Numbers Game, January-February 2016

19 Jan 16

Facts and figures from the Jan/Feb 2016 edition of Public Finance, including employment trends, pensions, cool welcomes across Europe, the perils of perception and a postmortem of election polling

Up the workers


Employment trends


Figures from the Office for National Statistics reveal how employment patterns have shifted over the past decade. Levels of full-time employment have recovered from the battering inflicted by the downturn and now stand higher than the pre-recession peak, but the most marked change is the increase in self-employment, which reached 4.6 million people in the 2013-14 tax year.

Note that the self-employed line includes all varieties of working hours. The dedicated part-time trend line, for example, relates only to employees working part-time. Also note that temporary employees can work full- or part-time and are counted in each applicable line.


Save yourself


Self-employed pension savings decline


Pensions provider Prudential has crunched numbers from HMRC and ONS to assess the future prospects of the nation’s self-employed. Even as self-employment has been rising over the past decade, the number paying into a personal pension has been trailing away. The proportion contributing to a retirement fund has fallen from over a third in 2001 to now stand at 9%, or about 1 in 11 self-employed people.

The figures suggest that most self-employed people are finding it increasingly hard to generate enough income to save for the future, a notion corroborated by Prudential research from 2014. There is, alas, no equivalent of auto-enrolment for the self-employed though there is tax relief on contributions.

Problems loom not just for the individuals involved but for taxpayers.

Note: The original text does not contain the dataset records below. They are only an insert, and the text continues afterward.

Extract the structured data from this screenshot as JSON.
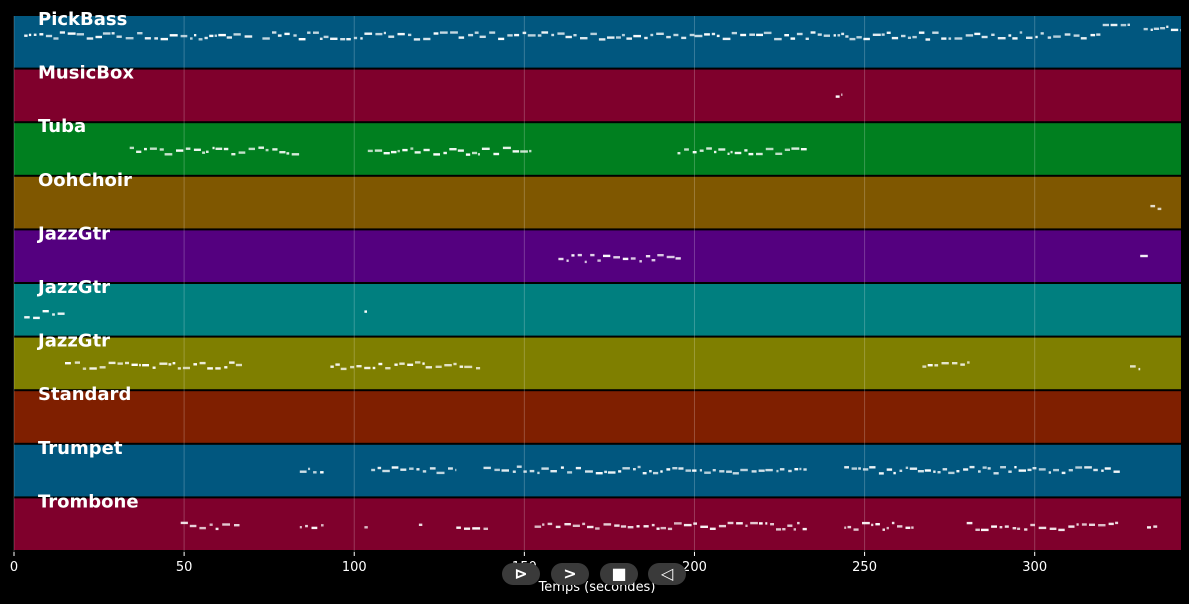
{
  "chart_data": {
    "type": "piano-roll",
    "xlabel": "Temps (secondes)",
    "xlim": [
      0,
      343
    ],
    "x_ticks": [
      0,
      50,
      100,
      150,
      200,
      250,
      300
    ],
    "grid": true,
    "tracks": [
      {
        "name": "PickBass",
        "color": "#01577f",
        "segments": [
          [
            3,
            70,
            0.35
          ],
          [
            73,
            155,
            0.35
          ],
          [
            155,
            200,
            0.35
          ],
          [
            200,
            255,
            0.35
          ],
          [
            255,
            320,
            0.35
          ],
          [
            320,
            328,
            0.2
          ],
          [
            332,
            343,
            0.2
          ]
        ]
      },
      {
        "name": "MusicBox",
        "color": "#7f002c",
        "segments": [
          [
            241.5,
            243.5,
            0.45
          ]
        ]
      },
      {
        "name": "Tuba",
        "color": "#007f1f",
        "segments": [
          [
            34,
            84,
            0.5
          ],
          [
            104,
            153,
            0.5
          ],
          [
            195,
            233,
            0.5
          ]
        ]
      },
      {
        "name": "OohChoir",
        "color": "#7f5700",
        "segments": [
          [
            334,
            338,
            0.55
          ]
        ]
      },
      {
        "name": "JazzGtr",
        "color": "#54007f",
        "segments": [
          [
            160,
            196,
            0.5
          ],
          [
            331,
            334,
            0.5
          ]
        ]
      },
      {
        "name": "JazzGtr",
        "color": "#007f7f",
        "segments": [
          [
            3,
            15,
            0.55
          ],
          [
            103,
            104,
            0.55
          ]
        ]
      },
      {
        "name": "JazzGtr",
        "color": "#7f7f00",
        "segments": [
          [
            15,
            67,
            0.5
          ],
          [
            93,
            137,
            0.5
          ],
          [
            267,
            281,
            0.5
          ],
          [
            328,
            331,
            0.5
          ]
        ]
      },
      {
        "name": "Standard",
        "color": "#7f1f00",
        "segments": []
      },
      {
        "name": "Trumpet",
        "color": "#01577f",
        "segments": [
          [
            84,
            91,
            0.45
          ],
          [
            105,
            130,
            0.45
          ],
          [
            138,
            155,
            0.45
          ],
          [
            155,
            233,
            0.45
          ],
          [
            244,
            310,
            0.45
          ],
          [
            310,
            325,
            0.45
          ]
        ]
      },
      {
        "name": "Trombone",
        "color": "#7f002c",
        "segments": [
          [
            49,
            67,
            0.5
          ],
          [
            84,
            91,
            0.5
          ],
          [
            103,
            104,
            0.5
          ],
          [
            119,
            120,
            0.5
          ],
          [
            130,
            140,
            0.5
          ],
          [
            153,
            233,
            0.5
          ],
          [
            244,
            265,
            0.5
          ],
          [
            280,
            325,
            0.5
          ],
          [
            333,
            336,
            0.5
          ]
        ]
      }
    ]
  },
  "controls": {
    "play_label": "⊳",
    "forward_label": ">",
    "stop_label": "■",
    "rewind_label": "◁"
  }
}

Costs will surely arise either via future welfare provision or through increased incentives to encourage the self-employed to get saving.


Ups and downs


Public sector employment trends


Public sector cuts over the past five years have triggered some dramatic drops in headcount across the public sector, with local government hit particularly hard in percentage terms, down by a fifth. Within local government, non-NHS health and social work employment has fallen by more than a quarter. NHS and education employment, by contrast, has been rising recently.

As of March 2015, when the most recent numbers were collected, local government employed the equivalent 1.7 million full time posts, the NHS 1.4 million, education 1.1 million and the civil service 0.4 million.


Altruism versus jingoism


Attitudes to EU employee mobility


YouGov recently asked two separate samples of people essentially the same question, but posed from opposite ends of the telescope.

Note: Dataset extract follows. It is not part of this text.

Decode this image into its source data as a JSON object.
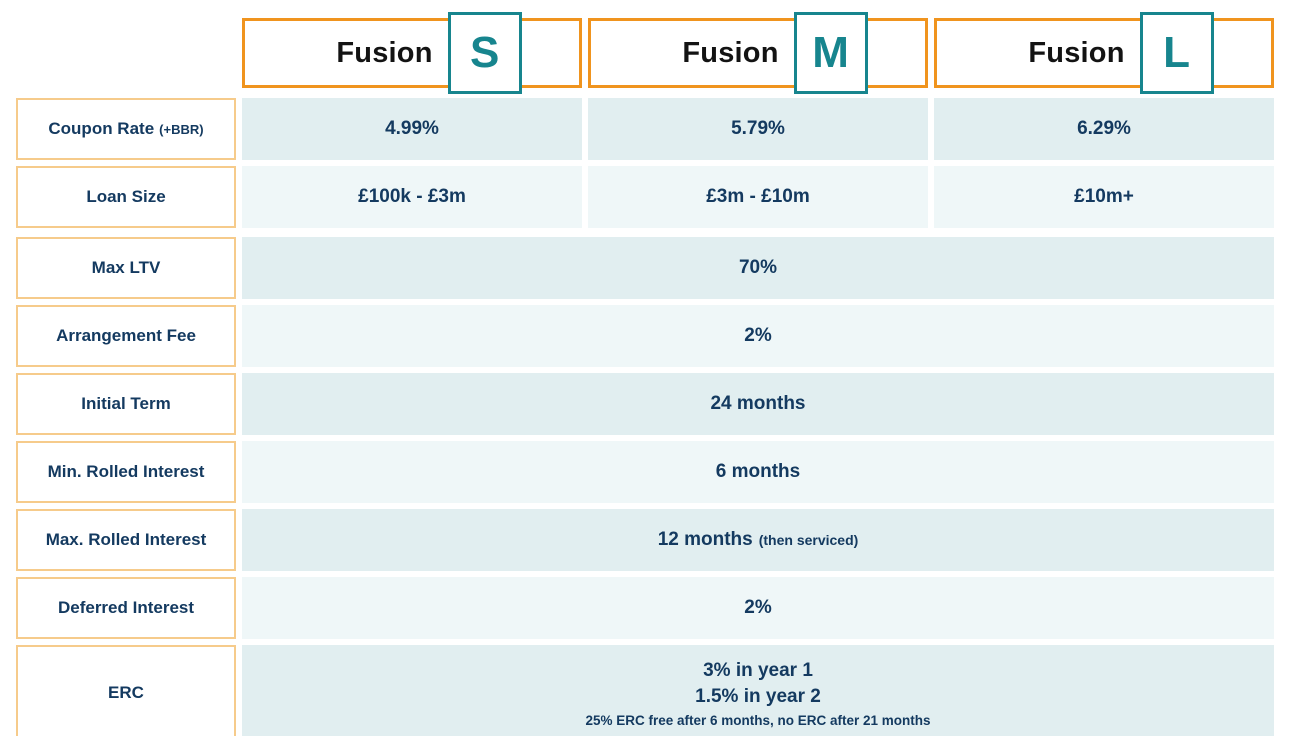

One group was asked whether citizens of their own country should be able to live and work wherever they please within the EU. Unsurprisingly, the majority of people felt that they and their fellow citizens should continue to enjoy this freedom.

The second group were asked the corollary: should citizens of other EU nations be free to come to your country as a place to live and work? The results this time around were markedly more cautious.

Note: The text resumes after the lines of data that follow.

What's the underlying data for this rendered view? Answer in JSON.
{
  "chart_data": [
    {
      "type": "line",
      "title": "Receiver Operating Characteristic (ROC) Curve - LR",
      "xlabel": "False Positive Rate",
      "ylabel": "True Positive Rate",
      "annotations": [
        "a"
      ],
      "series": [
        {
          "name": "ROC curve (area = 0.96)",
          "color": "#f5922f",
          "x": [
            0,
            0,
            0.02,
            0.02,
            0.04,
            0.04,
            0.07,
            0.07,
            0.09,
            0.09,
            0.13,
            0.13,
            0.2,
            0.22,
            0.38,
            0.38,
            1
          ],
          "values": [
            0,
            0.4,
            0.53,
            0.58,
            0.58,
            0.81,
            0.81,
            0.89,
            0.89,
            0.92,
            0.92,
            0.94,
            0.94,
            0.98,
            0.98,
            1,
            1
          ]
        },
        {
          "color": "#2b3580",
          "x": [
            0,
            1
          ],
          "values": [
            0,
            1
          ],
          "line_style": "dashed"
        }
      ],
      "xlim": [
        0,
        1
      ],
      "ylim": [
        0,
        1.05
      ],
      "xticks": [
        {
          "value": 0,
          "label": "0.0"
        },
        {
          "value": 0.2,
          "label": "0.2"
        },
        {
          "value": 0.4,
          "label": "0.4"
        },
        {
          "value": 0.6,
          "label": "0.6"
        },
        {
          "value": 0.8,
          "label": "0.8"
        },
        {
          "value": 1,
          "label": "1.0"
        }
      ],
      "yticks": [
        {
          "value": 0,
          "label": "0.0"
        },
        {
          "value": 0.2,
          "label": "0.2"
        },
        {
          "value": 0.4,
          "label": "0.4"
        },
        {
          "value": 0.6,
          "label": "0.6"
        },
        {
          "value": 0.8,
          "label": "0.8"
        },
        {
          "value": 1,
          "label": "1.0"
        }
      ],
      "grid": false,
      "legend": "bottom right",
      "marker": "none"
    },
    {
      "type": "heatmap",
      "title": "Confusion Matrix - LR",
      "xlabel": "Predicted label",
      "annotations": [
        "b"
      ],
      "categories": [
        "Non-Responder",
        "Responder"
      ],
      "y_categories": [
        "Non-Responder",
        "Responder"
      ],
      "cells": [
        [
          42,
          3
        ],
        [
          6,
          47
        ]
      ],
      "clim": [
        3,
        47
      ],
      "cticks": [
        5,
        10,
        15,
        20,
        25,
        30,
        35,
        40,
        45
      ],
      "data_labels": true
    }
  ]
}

Respondents in Norway and Britain produced the biggest disparity between the warm welcome expected abroad versus the cold shoulder offered to foreigners.


Stay at home surplus


Perils of Perception


Britain’s housing problems may be bad, but they are not as bad as most Britons think they are. Asked what proportion of adults aged 25-34 are still living with their parents, the British public guessed at 43%. The reality is a markedly less coddled 14%.

This misconception is culled from Ipsos Mori’s Perils of Perception survey, which plumbs the gulf between facts and thoughts among citizens in 33 nations. The above question is one where Britain leads the world in being way out of whack.

In most other topics, Britain puts in a midfield appearance – with public opinion simply being unfamiliar with the facts, rather than in a different postcode. We think the average Briton is 51 years old, when the average age is 40, probably because of worries about an ageing society. And yet simultaneously we manage to believe that 27% of the population is under 14, when the real figure is 17%, no doubt due to concerns about childcare and school places.

At least we are not as muddled as the Japanese, who conjured up the biggest disparity in the survey. Asked how many of their compatriots live in a rural setting, they plumped for 56%, when the actual figure is about 7%. Being out by almost half the population is a pretty big margin for error.


Sample skew


YouGov has published a post-mortem examination of its general election polling, which along with rivals predicted a hung parliament and not the Conservative victory that actually unfolded.

The pollster’s rake through the ashes found no evidence of so-called shy Tories, reluctant to admit their intention to vote blue. However, it did uncover errors and invalid assumptions in sample selection. For example, newspaper readership was used as indicator of political engagement and thus likelihood of voting, a chain of logic with an obvious flaw given today’s digital media.

YouGov also thinks it made mistakes in sample selection. People aged 18-24 with a keen interest in politics, who as a group tend to support Labour, were over-represented by a factor of four, YouGov now estimates. People over 65, who are very likely to vote – and to vote Tory – were similarly under-represented in the pre-election polls. Together, flaws in age distribution and political interest account for two thirds of the discrepancy between the polls and the outcome. An increasing reluctance to participate in polls may explain the rest.

With local and devolved elections due this May, it will soon become clear if the pollsters have managed to put their spreadsheets back in order.